French novelist Adrien Bosc and American legendary author Gay Talese will discuss Constellation, Bosc’s best-selling debut novel (Other Press), based on the true story of the 1949 disappearance of Air France’s Lockheed Constellation and its famous passengers.
On October 27, 1949, Air France’s new plane, the Constellation, launched by the extravagant Howard Hughes, welcomed thirty-eight passengers aboard. On October 28, no longer responding to air traffic controllers, the plane disappeared while trying to land on the island of Santa Maria, in the Azores. No one survived.

The question Adrien Bosc’s novel asks is not so much how, but why? What were the series of tiny incidents that, in sequence, propelled the plane toward Redondo Mountain? And who were the passengers? As we recognize Marcel Cerdan, the famous boxer and lover of Edith Piaf, and we remember the musical prodigy Ginette Neveu, whose tattered violin would be found years later, the author ties together their destinies: “Hear the dead, write their small legend, and offer to these thirty-eight men and women, like so many constellations, a life and a story.”

In English. Free and open to the public. No RSVP necessary.

 


Adrien Bosc was born in 1986 in Avignon. Constellation, the winner of the prestigious Grand Prix du roman de l’academie francaise and a best seller in France, is his first novel. 

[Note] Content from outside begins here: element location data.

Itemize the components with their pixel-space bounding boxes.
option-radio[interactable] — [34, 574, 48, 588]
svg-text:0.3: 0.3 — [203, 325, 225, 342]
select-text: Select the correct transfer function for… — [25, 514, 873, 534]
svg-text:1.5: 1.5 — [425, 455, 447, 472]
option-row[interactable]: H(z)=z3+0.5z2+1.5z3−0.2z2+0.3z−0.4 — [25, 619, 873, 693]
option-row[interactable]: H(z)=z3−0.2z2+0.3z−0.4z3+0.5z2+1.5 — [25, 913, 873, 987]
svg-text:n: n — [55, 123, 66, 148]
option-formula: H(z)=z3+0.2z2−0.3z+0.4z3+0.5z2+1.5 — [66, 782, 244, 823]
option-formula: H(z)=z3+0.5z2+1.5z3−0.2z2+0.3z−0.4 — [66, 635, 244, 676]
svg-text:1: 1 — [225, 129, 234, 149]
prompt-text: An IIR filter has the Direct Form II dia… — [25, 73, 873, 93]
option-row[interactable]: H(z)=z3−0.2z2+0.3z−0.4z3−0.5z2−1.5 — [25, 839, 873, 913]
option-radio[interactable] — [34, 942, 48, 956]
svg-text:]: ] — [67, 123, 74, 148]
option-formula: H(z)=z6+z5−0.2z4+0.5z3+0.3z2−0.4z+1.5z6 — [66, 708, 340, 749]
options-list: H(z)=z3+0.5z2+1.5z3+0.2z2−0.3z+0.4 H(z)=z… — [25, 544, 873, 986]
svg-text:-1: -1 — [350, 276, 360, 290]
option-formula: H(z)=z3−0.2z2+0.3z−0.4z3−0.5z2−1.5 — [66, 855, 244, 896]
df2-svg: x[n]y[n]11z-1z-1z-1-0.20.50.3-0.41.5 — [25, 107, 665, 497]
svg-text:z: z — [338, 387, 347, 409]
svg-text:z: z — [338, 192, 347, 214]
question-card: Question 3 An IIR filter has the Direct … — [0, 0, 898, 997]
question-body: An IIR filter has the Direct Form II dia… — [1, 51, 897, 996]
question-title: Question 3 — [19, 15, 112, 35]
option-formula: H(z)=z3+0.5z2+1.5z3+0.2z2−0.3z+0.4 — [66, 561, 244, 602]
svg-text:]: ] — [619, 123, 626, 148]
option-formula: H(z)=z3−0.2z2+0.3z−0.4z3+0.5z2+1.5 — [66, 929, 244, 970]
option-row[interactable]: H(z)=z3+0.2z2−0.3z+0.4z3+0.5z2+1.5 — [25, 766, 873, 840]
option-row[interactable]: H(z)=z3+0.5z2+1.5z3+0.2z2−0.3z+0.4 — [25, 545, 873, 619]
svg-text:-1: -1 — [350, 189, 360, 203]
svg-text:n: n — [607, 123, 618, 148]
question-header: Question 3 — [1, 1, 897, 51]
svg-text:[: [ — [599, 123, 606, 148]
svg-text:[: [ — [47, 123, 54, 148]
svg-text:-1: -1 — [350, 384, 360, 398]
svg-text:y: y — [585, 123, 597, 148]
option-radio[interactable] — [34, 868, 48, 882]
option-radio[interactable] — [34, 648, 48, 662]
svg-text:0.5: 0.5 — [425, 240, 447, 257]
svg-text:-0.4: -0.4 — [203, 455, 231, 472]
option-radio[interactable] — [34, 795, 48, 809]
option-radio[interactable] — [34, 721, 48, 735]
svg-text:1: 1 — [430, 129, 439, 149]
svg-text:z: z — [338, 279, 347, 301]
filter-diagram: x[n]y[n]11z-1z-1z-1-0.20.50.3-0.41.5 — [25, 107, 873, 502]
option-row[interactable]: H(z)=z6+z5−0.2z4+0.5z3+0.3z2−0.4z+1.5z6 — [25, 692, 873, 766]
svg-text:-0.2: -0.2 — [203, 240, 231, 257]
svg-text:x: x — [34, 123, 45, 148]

Gay Talese was born in Ocean City, New Jersey, on February 7th, 1932, to Italian immigrant parents. He attended the University of Alabama, and after graduation was hired as a copyboy at the New York Times. After a brief stint in the Army, Talese returned to the New York Times in 1956 and worked there as a reporter until 1965. Since then he has written for numerous publications, including Esquire, The New Yorker, Newsweek, and Harper’s Magazine.
Gay Talese has written eleven books. His earlier bestsellers deal with the history and influence of The New York Times (The Kingdom and the Power, recently reissued in trade paperback by Random House); the inside story of a Mafia family (Honor Thy Father); the changing moral values of America between World War II and the era before AIDS (Thy Neighbor’s Wife); a historical memoir about his family’s immigration to America from Italy in the years preceding World War II (Unto the Sons, also recently reissued by Random House); and other books such as The Bridge, about the construction of the Verrazano-Narrows span between Brooklyn and Staten Island; New York: A Serendipiter’s Journey, a series of vignettes and essays on New York; and Fame and Obscurity, a collection of his articles principally from the pages of Esquire magazine, where he was credited by Tom Wolfe with the creation of an inventive form of nonfiction writing called “The New Journalism.”
His most recent book A Writer’s Life, is a memoir about the inner workings of a writer’s life and the interplay between experience and writing. A collection of Talese’s sports journalism (The Silent Season of a Hero) was published in September 2010.
Gay Talese lives with his wife, Nan, in New York City. He is working on a book about marriage for Knopf.

Thursday, May 19, 2016
7:00pm

In English. Free and open to the public. No RSVP necessary.